I struggle to see how this is any different than the war our Christo-American society is currently waging on the Muslim community.

I also think that my worldview is better is because it does not allow me to love only those persons who think like me.

Christ named that the commandments on which all else hang are Love God and Love your neighbor.  The mission of Jesus of Nazareth was one of setting people free (Luke 4) and making available Abundant Life (John 10). He consistently ministered to those who were shunned by the religious establishment of his day, and we know that that is how his disciples understood his mission for they continued it by offering his Grace and Peace to those outside of the faith (the Gentiles) and outcasts (ie – women and the Ethiopian Eunuch) (cf. Acts).

But, more pointedly, Christ gave us the New Commandment to Love one another as “I have loved you.” And love, as we have seen, does not mean one must be in agreement with another, but that we are called to patience, kindness, a lack of envy, bosting, arrogance, or rudeness. Love means not insisting that I get my way, or being irritable or resentful. It means not rejoicing in wrongdoing, but in the truth. It means bearing, believing, rejoicing and enduring all things.
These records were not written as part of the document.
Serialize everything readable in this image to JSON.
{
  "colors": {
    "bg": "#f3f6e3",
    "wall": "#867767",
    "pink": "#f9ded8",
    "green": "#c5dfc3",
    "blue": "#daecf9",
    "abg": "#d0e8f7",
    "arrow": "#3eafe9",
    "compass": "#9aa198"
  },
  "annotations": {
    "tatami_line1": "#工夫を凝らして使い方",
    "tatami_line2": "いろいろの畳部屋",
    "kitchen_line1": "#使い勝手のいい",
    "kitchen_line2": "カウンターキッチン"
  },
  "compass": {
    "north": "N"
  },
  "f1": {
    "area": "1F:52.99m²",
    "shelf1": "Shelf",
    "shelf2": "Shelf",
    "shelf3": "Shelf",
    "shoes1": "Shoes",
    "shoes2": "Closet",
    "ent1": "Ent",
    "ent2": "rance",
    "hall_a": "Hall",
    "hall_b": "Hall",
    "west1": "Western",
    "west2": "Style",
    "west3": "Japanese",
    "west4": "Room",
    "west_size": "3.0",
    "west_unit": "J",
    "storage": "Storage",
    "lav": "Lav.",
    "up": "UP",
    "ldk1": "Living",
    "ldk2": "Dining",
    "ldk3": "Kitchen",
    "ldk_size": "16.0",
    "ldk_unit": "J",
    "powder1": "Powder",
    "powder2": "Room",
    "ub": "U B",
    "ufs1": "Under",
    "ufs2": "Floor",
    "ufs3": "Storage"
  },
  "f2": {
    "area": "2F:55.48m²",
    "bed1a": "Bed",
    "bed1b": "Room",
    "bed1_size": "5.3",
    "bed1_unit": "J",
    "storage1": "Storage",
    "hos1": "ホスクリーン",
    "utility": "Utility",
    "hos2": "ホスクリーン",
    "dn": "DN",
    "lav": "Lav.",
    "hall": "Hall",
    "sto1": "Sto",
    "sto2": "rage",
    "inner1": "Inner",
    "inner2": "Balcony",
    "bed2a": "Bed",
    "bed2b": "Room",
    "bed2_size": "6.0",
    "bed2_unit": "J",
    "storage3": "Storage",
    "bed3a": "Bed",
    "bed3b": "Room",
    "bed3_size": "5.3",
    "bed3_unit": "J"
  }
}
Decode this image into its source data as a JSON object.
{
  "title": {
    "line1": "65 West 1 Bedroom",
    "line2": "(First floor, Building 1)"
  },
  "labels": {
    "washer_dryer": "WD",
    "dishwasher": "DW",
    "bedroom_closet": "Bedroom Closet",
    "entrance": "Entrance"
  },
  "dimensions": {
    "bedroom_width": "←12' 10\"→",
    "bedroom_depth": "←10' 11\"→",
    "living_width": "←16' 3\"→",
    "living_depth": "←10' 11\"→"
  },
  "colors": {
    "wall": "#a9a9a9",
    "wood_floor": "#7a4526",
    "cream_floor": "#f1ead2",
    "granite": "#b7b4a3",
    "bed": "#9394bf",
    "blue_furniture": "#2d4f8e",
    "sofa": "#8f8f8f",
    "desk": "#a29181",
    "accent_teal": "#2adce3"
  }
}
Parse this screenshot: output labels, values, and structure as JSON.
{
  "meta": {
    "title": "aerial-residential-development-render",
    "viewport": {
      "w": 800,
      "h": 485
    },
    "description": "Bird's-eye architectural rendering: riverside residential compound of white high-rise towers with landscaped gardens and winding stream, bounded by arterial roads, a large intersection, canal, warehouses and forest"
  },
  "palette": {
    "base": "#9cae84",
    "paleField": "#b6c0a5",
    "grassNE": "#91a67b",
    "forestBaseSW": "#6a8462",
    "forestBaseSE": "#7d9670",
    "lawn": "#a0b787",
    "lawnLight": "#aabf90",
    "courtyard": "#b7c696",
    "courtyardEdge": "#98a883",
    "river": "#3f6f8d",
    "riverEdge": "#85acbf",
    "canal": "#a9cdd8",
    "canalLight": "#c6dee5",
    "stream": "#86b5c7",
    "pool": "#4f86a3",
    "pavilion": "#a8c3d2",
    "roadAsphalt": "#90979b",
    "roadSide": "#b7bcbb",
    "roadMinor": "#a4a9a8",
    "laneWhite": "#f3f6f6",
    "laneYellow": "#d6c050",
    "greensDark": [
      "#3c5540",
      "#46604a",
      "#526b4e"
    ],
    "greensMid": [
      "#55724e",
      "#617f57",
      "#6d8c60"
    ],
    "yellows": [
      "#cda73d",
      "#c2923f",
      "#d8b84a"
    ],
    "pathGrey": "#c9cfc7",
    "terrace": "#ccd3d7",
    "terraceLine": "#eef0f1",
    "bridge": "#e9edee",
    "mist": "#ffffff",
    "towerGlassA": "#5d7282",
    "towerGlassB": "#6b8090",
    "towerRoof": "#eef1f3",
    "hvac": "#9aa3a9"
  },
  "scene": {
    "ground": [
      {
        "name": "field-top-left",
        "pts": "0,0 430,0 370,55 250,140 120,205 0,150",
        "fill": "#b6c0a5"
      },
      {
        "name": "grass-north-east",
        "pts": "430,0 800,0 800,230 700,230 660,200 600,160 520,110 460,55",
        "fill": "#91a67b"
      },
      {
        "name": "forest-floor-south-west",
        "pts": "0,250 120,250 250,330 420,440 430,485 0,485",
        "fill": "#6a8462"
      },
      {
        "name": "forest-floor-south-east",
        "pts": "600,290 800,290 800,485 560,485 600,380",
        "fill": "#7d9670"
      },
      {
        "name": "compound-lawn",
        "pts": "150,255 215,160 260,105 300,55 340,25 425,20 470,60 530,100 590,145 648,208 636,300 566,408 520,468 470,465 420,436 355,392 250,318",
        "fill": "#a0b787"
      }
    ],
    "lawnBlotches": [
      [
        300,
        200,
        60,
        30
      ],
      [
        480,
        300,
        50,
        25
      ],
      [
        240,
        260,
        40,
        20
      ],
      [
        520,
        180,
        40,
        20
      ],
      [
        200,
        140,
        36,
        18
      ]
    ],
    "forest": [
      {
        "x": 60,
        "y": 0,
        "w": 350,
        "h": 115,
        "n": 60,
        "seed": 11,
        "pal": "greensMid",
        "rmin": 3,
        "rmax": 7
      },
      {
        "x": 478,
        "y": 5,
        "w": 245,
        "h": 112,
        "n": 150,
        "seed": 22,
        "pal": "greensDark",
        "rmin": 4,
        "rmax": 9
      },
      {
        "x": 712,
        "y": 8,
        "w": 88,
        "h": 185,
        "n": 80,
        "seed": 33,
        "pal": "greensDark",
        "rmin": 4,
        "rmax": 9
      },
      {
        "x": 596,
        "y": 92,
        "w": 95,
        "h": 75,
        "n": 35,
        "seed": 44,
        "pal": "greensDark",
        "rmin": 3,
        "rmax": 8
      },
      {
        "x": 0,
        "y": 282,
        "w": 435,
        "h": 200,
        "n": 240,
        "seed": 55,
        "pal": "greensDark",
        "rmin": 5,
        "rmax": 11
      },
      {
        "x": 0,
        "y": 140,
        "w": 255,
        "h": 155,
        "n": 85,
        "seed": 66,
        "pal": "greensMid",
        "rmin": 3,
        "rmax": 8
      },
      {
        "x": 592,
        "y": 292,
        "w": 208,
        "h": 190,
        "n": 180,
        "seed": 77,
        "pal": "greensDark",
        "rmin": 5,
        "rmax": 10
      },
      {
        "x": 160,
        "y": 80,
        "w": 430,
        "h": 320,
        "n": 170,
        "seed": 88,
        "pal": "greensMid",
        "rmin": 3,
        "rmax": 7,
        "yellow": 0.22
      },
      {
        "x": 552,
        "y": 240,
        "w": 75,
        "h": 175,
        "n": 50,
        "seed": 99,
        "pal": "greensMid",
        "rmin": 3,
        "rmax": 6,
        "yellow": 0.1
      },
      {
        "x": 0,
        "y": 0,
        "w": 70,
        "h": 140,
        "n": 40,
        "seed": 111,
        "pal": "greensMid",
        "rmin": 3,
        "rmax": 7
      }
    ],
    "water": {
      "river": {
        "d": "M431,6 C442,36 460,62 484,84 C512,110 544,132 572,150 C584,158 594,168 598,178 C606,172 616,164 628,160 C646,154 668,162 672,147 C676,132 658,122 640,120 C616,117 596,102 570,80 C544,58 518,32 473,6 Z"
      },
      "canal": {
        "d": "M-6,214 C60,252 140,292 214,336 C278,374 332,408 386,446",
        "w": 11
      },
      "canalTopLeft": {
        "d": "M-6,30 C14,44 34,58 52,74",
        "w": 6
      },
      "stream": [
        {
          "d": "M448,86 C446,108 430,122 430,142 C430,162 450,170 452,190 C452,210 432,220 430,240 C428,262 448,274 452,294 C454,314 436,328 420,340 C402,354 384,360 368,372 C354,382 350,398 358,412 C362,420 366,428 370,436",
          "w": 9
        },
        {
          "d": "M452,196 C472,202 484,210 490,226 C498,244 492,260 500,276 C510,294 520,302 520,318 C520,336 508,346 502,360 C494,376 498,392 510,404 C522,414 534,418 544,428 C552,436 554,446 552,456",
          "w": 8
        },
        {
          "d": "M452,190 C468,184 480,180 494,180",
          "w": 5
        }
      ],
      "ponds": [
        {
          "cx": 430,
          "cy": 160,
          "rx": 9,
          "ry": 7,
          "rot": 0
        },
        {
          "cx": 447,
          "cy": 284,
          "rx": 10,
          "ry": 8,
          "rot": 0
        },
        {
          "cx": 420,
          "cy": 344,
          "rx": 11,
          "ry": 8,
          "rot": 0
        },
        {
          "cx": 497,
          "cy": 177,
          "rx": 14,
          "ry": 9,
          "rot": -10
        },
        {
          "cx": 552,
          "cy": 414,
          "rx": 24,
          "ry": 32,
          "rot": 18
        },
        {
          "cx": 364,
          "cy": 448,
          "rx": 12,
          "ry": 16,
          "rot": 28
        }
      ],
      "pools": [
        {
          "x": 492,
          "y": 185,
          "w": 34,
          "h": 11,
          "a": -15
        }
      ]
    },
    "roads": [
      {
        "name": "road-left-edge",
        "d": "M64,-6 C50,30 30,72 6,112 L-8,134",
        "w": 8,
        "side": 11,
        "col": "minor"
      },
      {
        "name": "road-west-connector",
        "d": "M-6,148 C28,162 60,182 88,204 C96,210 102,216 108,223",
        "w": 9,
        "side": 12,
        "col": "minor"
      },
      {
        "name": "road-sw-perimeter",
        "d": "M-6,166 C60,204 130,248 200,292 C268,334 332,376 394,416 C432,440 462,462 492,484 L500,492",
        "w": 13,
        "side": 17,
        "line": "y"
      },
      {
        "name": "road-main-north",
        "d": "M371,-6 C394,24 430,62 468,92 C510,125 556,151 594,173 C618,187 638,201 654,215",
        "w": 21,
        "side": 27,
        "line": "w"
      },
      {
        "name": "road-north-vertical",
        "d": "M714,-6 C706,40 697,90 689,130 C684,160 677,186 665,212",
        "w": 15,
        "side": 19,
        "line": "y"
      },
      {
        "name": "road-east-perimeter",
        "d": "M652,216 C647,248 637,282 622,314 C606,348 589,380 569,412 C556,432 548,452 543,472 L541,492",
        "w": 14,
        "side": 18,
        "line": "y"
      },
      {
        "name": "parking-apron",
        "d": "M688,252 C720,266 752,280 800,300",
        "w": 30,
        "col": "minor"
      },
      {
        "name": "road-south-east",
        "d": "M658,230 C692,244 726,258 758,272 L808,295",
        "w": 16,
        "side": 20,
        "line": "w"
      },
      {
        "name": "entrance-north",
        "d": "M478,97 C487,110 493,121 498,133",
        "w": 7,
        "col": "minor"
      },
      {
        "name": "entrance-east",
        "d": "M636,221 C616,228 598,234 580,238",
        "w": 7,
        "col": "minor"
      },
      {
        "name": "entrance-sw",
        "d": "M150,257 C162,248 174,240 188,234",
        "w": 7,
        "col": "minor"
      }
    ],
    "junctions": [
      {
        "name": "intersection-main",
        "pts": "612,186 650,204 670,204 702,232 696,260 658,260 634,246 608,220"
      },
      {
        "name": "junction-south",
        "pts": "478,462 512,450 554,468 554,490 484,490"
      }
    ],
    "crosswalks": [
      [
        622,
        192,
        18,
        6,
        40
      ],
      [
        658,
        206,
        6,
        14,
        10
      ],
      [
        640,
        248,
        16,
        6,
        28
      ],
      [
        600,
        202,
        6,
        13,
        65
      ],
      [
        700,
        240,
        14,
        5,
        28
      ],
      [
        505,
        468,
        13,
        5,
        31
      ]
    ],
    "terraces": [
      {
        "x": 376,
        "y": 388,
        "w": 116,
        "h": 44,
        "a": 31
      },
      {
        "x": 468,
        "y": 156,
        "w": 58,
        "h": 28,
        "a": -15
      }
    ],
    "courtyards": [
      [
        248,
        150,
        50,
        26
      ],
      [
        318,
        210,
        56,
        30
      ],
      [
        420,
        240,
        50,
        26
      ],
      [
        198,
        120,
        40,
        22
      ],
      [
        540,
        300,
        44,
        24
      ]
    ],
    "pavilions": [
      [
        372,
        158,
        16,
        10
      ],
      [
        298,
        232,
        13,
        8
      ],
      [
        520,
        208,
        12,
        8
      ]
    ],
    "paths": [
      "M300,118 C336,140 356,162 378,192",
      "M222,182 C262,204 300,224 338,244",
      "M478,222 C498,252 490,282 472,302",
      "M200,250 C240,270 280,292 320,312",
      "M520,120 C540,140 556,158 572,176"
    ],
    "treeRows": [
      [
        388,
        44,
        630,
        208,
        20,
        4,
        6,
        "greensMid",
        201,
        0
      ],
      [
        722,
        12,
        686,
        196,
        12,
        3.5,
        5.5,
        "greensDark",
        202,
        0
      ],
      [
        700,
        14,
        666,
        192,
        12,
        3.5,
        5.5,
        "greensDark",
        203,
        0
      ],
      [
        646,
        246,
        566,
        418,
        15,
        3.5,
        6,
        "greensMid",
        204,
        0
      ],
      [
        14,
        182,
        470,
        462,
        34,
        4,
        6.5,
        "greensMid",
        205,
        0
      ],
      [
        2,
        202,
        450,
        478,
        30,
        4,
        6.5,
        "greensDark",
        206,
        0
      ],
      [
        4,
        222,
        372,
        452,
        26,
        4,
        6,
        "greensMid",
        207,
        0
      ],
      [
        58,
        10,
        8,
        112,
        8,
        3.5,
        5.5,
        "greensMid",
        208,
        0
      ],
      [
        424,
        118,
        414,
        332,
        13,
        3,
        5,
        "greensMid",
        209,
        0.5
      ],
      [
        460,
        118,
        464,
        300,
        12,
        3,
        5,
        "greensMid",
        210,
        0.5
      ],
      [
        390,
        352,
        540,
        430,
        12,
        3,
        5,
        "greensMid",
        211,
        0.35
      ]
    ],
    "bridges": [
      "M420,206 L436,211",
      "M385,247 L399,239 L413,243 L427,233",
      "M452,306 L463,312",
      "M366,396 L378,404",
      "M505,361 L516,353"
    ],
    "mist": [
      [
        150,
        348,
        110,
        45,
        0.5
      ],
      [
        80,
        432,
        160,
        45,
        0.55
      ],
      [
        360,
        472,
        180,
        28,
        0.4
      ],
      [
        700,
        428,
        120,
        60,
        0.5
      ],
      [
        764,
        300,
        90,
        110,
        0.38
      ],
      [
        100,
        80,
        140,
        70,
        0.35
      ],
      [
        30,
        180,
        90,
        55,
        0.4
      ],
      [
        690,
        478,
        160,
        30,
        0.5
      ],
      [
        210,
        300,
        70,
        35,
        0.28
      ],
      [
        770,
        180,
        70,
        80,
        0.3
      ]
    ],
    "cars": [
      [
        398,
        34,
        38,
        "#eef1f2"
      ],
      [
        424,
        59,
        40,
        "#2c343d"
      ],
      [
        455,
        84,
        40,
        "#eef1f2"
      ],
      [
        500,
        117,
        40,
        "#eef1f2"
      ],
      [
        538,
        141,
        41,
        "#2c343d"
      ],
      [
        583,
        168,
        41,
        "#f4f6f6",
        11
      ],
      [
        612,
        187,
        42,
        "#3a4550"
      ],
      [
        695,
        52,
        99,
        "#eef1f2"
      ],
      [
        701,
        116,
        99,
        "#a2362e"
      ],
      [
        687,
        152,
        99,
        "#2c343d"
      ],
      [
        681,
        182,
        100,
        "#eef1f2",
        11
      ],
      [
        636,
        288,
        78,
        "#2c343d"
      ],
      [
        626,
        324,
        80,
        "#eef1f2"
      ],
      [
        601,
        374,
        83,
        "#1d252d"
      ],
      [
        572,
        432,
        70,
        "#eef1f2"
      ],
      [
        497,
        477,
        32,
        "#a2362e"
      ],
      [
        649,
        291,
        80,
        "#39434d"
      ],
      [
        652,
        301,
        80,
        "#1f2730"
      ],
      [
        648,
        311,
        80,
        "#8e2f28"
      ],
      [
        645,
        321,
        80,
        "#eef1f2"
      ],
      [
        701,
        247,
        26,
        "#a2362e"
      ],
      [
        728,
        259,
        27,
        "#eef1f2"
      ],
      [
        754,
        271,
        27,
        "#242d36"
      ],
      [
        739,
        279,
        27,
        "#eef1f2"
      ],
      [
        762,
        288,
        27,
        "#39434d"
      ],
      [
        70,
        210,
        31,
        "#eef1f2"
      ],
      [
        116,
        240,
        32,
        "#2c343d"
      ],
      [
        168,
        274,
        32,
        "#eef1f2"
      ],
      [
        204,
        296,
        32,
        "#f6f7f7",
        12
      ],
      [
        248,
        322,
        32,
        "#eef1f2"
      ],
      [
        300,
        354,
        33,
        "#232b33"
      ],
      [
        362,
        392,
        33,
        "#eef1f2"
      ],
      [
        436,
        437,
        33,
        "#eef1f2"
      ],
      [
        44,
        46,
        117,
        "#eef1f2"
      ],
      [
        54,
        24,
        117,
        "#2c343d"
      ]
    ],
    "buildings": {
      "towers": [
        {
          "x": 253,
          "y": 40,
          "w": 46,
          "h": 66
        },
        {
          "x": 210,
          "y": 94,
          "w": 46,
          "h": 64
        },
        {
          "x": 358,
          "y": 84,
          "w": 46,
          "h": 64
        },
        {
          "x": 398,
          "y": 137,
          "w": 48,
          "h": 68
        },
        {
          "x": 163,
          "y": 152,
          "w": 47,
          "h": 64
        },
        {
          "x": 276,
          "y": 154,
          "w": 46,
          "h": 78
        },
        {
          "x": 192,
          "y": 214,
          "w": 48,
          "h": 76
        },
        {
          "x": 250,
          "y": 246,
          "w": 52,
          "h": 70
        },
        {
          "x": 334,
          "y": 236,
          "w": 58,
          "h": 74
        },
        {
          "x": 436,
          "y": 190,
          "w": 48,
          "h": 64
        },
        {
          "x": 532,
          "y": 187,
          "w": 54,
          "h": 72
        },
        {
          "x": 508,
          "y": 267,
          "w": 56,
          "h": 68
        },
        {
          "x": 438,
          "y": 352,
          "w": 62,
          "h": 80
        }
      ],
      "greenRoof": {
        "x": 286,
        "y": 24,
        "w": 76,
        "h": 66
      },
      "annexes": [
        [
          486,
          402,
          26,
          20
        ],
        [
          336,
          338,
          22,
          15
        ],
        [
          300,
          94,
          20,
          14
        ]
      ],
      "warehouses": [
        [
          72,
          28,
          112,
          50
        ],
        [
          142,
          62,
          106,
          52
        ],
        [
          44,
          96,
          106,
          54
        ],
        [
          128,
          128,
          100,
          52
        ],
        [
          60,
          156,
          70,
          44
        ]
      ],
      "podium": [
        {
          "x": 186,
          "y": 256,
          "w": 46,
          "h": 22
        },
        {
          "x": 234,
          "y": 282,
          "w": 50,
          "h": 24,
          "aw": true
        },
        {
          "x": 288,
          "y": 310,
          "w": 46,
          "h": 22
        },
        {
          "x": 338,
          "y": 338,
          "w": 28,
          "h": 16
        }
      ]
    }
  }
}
So, ultimately, this is my answer to the Postmodern Problem of the Fundamentalist. I believe that the worldview I hold is better than that of a Fundamentalist, not because of an ability to do any of these things in extra measure (it is not I who loves, but Christ through me), but because of the words “all things.” As a Christian, I am called to love not just those who behave or think in a certain way that I am comfortable with, but all persons. Everyone is my neighbor, and so (with God’s help) I will love them.